Prendre son temps est indissociable des corrections. Couper les différentes phases pour s’octroyer des pauses aussi. Rien ne vous oblige à penser corrections matin, midi et soir, à manger corrections, à dormir corrections… Pauses et divertissement(s) sont les clés de corrections efficaces.
LAISSER REPOSER SON TEXTE… ET SON ESPRIT !
Je ne sais pas vous, mais, moi, la perspective de replonger aussi sec dans des corrections ne m’enthousiasme absolument pas. Or, on sait tou·te·s que l’absence de motivation ne fait pas des merveilles en matière de productivité.
Ici, on ne parle pas d’une tâche mécanique ou répétitive ; l’esprit doit être alerte. Il s’agit, non seulement, de détecter les coquilles et incohérences, mais, aussi, d’harmoniser ses chapitres, de solidifier son intrigue, d’uniformiser les comportements selon quel personnage les adopte…
Il y a tout un travail à effectuer en amont. On ne se lance pas aveuglément dans les corrections de son roman. En tout cas, pas dans des corrections de fond ni avec la rigueur que l’on en attend.
Si vous optez pour des corrections quasi immédiates, alors, vous survolerez le(s) problème(s) et grillerez votre motivation dans un travail bâclé.
ON LIT, ON COLORIE, ON TIENT UN JOURNAL D’AUTEUR·TRICE…
Sans aller jusqu’à reprendre ou commencer un manuscrit, il existe mille et une façons de s’occuper l’esprit, en tout cas, de le garder éloigné de ses corrections.
Lecture, coloriage, films/séries TV en retard, promenades, rangement (trier a l’avantage de ranger aussi dans sa tête), cuisine, jardinage… Tout est bon pour ne pas réfléchir à la manière dont on va amorcer ses corrections.
Si vous êtes du genre à ne pas pouvoir résister si l’ordinateur est allumé, retenez-vous de l’allumer et consacrez-vous à des activités qui ne nécessitent pas de s’y installer. Pareil pour le téléphone. (Il est tellement tentant et facile d’ouvrir Evernote ou Trello !)
Maintenant, je pense que c’est clair pour tout le monde : laisser reposer son roman présente bon nombre d’avantages, à commencer par celui de ne pas foncer droit dans le mur sans s’en rendre compte.

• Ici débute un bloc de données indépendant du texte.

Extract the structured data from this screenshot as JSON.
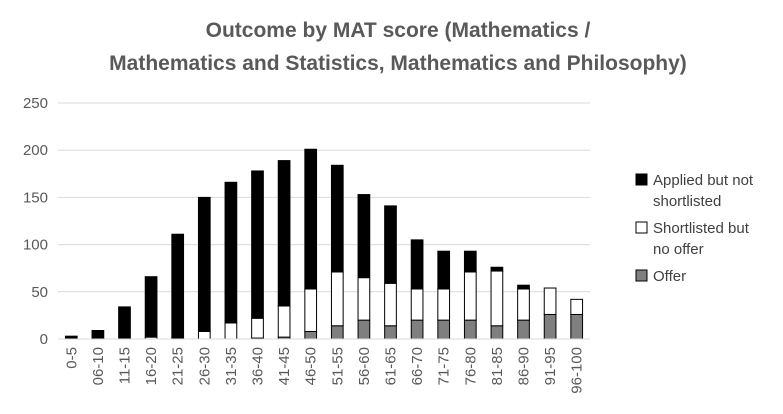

Peu importe le temps que vous consacrez à vos corrections ; passez-y autant d’heures que nécessaire et ne vous préoccupez pas des prouesses des autres. Encore une fois, on ne compare pas deux romans, deux auteur·rice·s ni deux emplois du temps. Ne vous focalisez pas sur la To-Do List. Prenez les imprévus comme ils viennent et dites-vous que tout se passera bien. À considérer les corrections comme la continuité logique de l’écriture de votre premier jet, vous pourriez y prendre plus de plaisir que prévu.